Association of Sofosbuvir and Daclatasvir Plasma Trough Concentrations with Patient-, Treatment-, and Disease-Related Factors Among HIV/HCV-Coinfected Persons.

Background: Sofosbuvir plus daclatasvir achieves high rates of sustained virologic response (SVR), with no differences according to HIV serostatus. However, only limited information is available on the pharmacokinetic variability of sofosbuvir and daclatasvir in HIV/HCV-coinfected patients.

Objectives: The aim of this study was to identify patient-, treatment-, and disease-related factors that are significantly associated with sofosbuvir and daclatasvir plasma trough concentrations (C), including liver and renal function, among HIV/HCV-coinfected persons.
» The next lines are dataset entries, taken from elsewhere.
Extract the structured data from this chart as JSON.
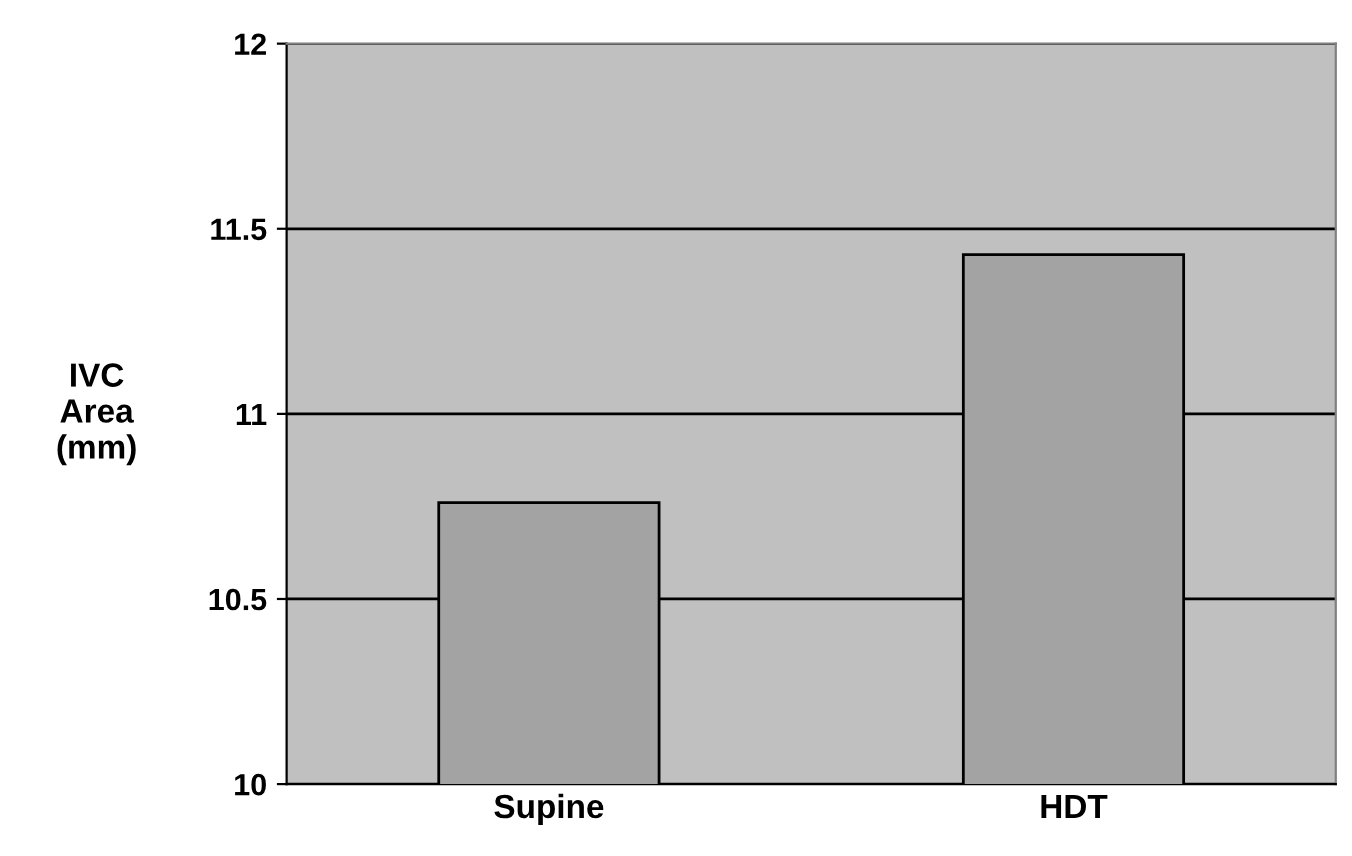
{
  "chart_data": {
    "type": "bar",
    "ylabel": "IVC\nArea\n(mm)",
    "categories": [
      "Supine",
      "HDT"
    ],
    "values": [
      10.76,
      11.43
    ],
    "color": "#a3a3a3",
    "ylim": [
      10,
      12
    ],
    "yticks": [
      10,
      10.5,
      11,
      11.5,
      12
    ],
    "grid": "y"
  }
}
Methods: In this observational cohort pilot study, HIV/HCV-coinfected patients undergoing sofosbuvir plus daclatasvir treatment were prospectively enrolled. Biochemical and viro-immunological parameters were assessed at baseline, week 4 (W4), end of treatment (EOT), and after EOT. The FIB-4 score and CKD-EPI equation were used to estimate liver disease and glomerular filtration rate (eGFR), respectively. For sofosbuvir, sofosbuvir metabolite (GS-331007), and daclatasvir, C was measured at W4 and week 8 (W8), and the mean of the values at those two time points (mean-C) was calculated. The Mann-Whitney test and Spearman's rank correlation were used to evaluate the correlations between the mean-C of each direct-acting antiviral (DAA) and the considered variables.

Results: Thirty-five patients were included (SVR 94%). An increased GS-331007 mean-C was significantly correlated with a decreased eGFR at W4 (rho = -0.36; p = 0.037) and EOT (rho = -0.34; p = 0.048). There was a significant correlation between daclatasvir mean-C and FIB-4 at all time points: baseline (rho = -0.35; p = 0.037), W4 (rho = -0.44; p = 0.008), EOT (rho = -0.40; p = 0.023), and after EOT (rho = -0.39; p = 0.028).

Conclusions: In HIV/HCV-coinfected patients in a real-world setting, exposure to a high GS-331007 C was associated with a slight decrease in renal function, while advanced hepatic impairment was significantly associated with a lower daclatasvir C. Though the clinical and therapeutic relevance of these findings may be limited, increasing clinicians' knowledge regarding DAA exposure in difficult-to-treat patients could be relevant in single cases, and further investigations are warranted.